Bu sefer de böyle oldu. İçimdeki dürtüye daha fazla dayanamadan kendimi Bursa'da buldum. Kabataş Mudanya deniz otobüsü bir saat 40 dakika sürüyor. Orada yaşayan bir arkadaşımın da kanına girdim, altımızda araba da var yani plan tamam. Amaç Uludağ’ın güney yamacındaki orman köylerini ve Cumalıkızık dışında diğer kızık köylerini gezmek. Toplam 7 kızık köyünden 5'i bugüne kadar gelebilmiş. Kızık köyleri ve dağ köylerinin hikayesi başka bir yazıya.
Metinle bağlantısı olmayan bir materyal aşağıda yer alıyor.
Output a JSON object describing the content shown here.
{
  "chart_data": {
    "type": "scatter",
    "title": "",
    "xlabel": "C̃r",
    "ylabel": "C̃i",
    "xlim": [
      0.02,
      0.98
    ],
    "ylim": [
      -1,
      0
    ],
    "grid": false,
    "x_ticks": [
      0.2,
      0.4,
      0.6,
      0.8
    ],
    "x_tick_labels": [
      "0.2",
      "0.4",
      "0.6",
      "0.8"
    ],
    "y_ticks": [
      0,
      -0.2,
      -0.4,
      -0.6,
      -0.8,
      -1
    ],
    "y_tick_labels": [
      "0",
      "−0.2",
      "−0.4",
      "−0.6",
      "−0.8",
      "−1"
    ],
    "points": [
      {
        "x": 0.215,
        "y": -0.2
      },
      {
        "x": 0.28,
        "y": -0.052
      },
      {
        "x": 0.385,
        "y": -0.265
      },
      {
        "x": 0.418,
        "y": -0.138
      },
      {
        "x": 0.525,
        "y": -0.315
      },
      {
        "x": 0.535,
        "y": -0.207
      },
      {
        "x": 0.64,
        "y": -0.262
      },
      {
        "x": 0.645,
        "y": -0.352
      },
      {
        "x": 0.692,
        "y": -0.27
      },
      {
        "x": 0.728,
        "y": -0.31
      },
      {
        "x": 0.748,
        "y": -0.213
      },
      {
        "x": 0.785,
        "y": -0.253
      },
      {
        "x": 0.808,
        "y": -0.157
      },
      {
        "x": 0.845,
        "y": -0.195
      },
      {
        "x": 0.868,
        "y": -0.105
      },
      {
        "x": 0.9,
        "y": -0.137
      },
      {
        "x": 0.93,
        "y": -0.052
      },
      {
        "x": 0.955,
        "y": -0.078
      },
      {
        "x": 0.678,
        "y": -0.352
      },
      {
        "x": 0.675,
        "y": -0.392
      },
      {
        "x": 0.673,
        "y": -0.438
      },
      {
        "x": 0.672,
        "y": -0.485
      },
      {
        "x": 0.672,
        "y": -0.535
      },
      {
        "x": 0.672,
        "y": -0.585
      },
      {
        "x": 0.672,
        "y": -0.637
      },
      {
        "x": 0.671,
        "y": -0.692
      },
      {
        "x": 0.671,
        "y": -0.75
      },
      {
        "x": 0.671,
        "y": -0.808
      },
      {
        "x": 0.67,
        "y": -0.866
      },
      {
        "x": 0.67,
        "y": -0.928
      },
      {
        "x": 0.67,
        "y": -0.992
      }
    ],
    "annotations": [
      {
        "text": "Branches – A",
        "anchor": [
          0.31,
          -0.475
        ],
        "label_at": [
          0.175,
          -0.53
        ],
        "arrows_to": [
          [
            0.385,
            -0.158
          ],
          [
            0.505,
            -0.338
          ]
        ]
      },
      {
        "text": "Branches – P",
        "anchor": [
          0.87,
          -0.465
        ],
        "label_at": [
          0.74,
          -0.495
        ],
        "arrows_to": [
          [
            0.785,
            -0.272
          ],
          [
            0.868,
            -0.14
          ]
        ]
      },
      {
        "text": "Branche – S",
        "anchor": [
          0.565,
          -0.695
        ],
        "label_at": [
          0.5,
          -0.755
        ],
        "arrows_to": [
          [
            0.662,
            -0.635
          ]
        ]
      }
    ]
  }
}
Bugünkü hikayemizin baş kahramanları Saitabat köyünün kadınları.
Bursa'ya Cumartesi öğleden sonra saat 4 gibi vardım ve kendimizi arabaya Derekızık Köyü'ne attık. Derekızık köyünü gezdikten sonra şelale piknik gibi tabelalar dikkatimizi çekti. Gidelim dedik yol bizi nereye kadar götürecek. Yolun bittiği yere kadar çıktık. Yolumuzun üstünde şale gibi bir tahta bina ve Saitabat kadınlar derneği diye bir tabela dikkatimizi çekti. Dönüş yolunda orada çay içmeye karar verdik. 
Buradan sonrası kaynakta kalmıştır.